2009-12-30 22:38:58 | 本(児童書・絵本)

精霊の守り人 (新潮文庫) 精霊の守り人 (新潮文庫)
価格:¥ 580(税込)
発売日:2007-03
古典になっていない児童文学の中で、私が最も素晴らしい、と思ったのがこの本です。

もっとも、シリーズが始まったのは10年以上も前のことですが、寡聞にして存知あげなくて、私がこの本を読んだのは最近のことです。(2年前くらい)

でも、図書館の子ども室でこの本を見たとき、きっと面白いはずだと思いました。

それはなぜかというと、本がボロボロだったからです。

たくさんの子どもたちに愛された本なのだと思いました。そして読んでみると、期待を裏切らない内容でした。

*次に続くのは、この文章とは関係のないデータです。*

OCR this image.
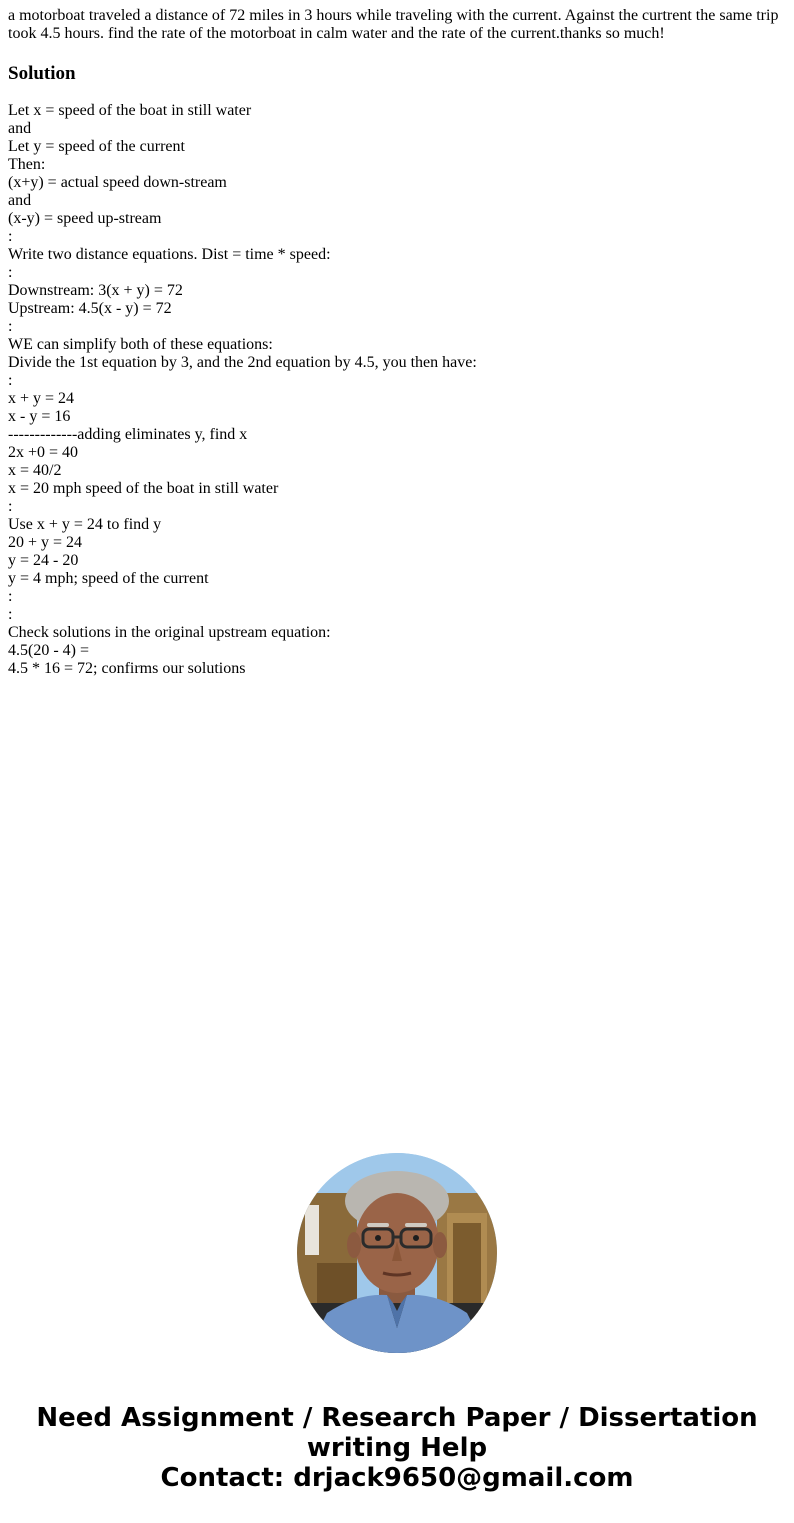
a motorboat traveled a distance of 72 miles in 3 hours while traveling with the current. Against the curtrent the same trip took 4.5 hours. find the rate of the motorboat in calm water and the rate of the current.thanks so much!
Solution
Let x = speed of the boat in still water
and
Let y = speed of the current
Then:
(x+y) = actual speed down-stream
and
(x-y) = speed up-stream
:
Write two distance equations. Dist = time * speed:
:
Downstream: 3(x + y) = 72
Upstream: 4.5(x - y) = 72
:
WE can simplify both of these equations:
Divide the 1st equation by 3, and the 2nd equation by 4.5, you then have:
:
x + y = 24
x - y = 16
-------------adding eliminates y, find x
2x +0 = 40
x = 40/2
x = 20 mph speed of the boat in still water
:
Use x + y = 24 to find y
20 + y = 24
y = 24 - 20
y = 4 mph; speed of the current
:
:
Check solutions in the original upstream equation:
4.5(20 - 4) =
4.5 * 16 = 72; confirms our solutions
Need Assignment / Research Paper / Dissertation
writing Help
Contact: drjack9650@gmail.com
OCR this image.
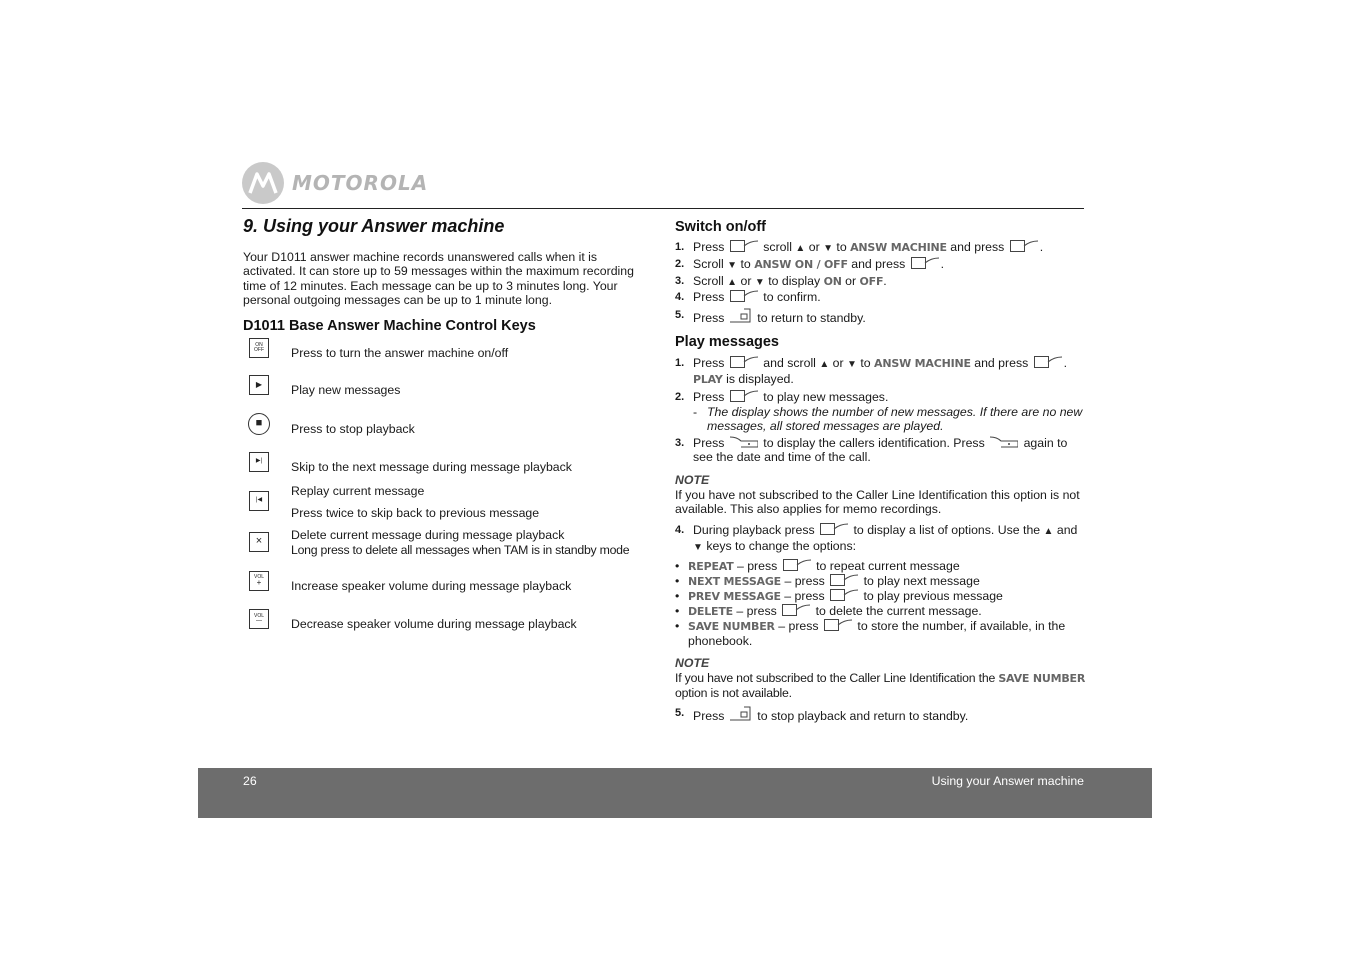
MOTOROLA
9. Using your Answer machine

Your D1011 answer machine records unanswered calls when it is activated. It can store up to 59 messages within the maximum recording time of 12 minutes. Each message can be up to 3 minutes long. Your personal outgoing messages can be up to 1 minute long.

D1011 Base Answer Machine Control Keys
ON
OFF Press to turn the answer machine on/off
▶ Play new messages
■ Press to stop playback
▶| Skip to the next message during message playback
|◀
Replay current message
Press twice to skip back to previous message
× Delete current message during message playback
Long press to delete all messages when TAM is in standby mode
VOL
+ Increase speaker volume during message playback
VOL
— Decrease speaker volume during message playback
Switch on/off
1. Press	scroll ▲ or ▼ to ANSW MACHINE and press	.
2. Scroll ▼ to ANSW ON / OFF and press	.
3. Scroll ▲ or ▼ to display ON or OFF.
4. Press	to confirm.
5. Press	to return to standby.
Play messages
1. Press	and scroll ▲ or ▼ to ANSW MACHINE and press	. PLAY is displayed.
2. Press	to play new messages.
- The display shows the number of new messages. If there are no new messages, all stored messages are played.
3. Press	to display the callers identification. Press	again to see the date and time of the call.
NOTE
If you have not subscribed to the Caller Line Identification this option is not available. This also applies for memo recordings.
4. During playback press	to display a list of options. Use the ▲ and ▼ keys to change the options:
• REPEAT – press	to repeat current message
• NEXT MESSAGE – press	to play next message
• PREV MESSAGE – press	to play previous message
• DELETE – press	to delete the current message.
• SAVE NUMBER – press	to store the number, if available, in the phonebook.
NOTE
If you have not subscribed to the Caller Line Identification the SAVE NUMBER option is not available.
5. Press	to stop playback and return to standby.
26	Using your Answer machine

“バルサが鳥影橋を渡っていたとき、皇族の行列が、ちょうど一本上流の、山影橋にさしかかっていたことが、バルサの運命を変えた”

という、ドラマチックかつ切れの良い書き出しに、まずやられてしまった。

背景世界の緻密さや、骨太のストーリーにももちろん惹かれ、子ども騙しでない、子どもを馬鹿にしていない児童文学であることも感動したし、こんな児童文学があったのか、と思いました。

キャラクターが生き生きしているのは、いうまでもないことですし、『バルサの食卓』の記事でも書きましたが、出てくる食べ物がおいしそうなのも、世界の実感が響いてきて嬉しいのです。

一冊一冊、大切に読むのもいいのですが、長い休みに一気に読むのもいいのかな、と思って書きました。

大人が読んでももちろん面白いのですが、子どもたちはもっと、異世界にすんなり入っていけるのだろうな、とちょっと羨ましい。

私もシリーズ全部を読み切っていないので、心を研ぎ澄まして、この鮮やかな世界に入っていきたい、と思っています。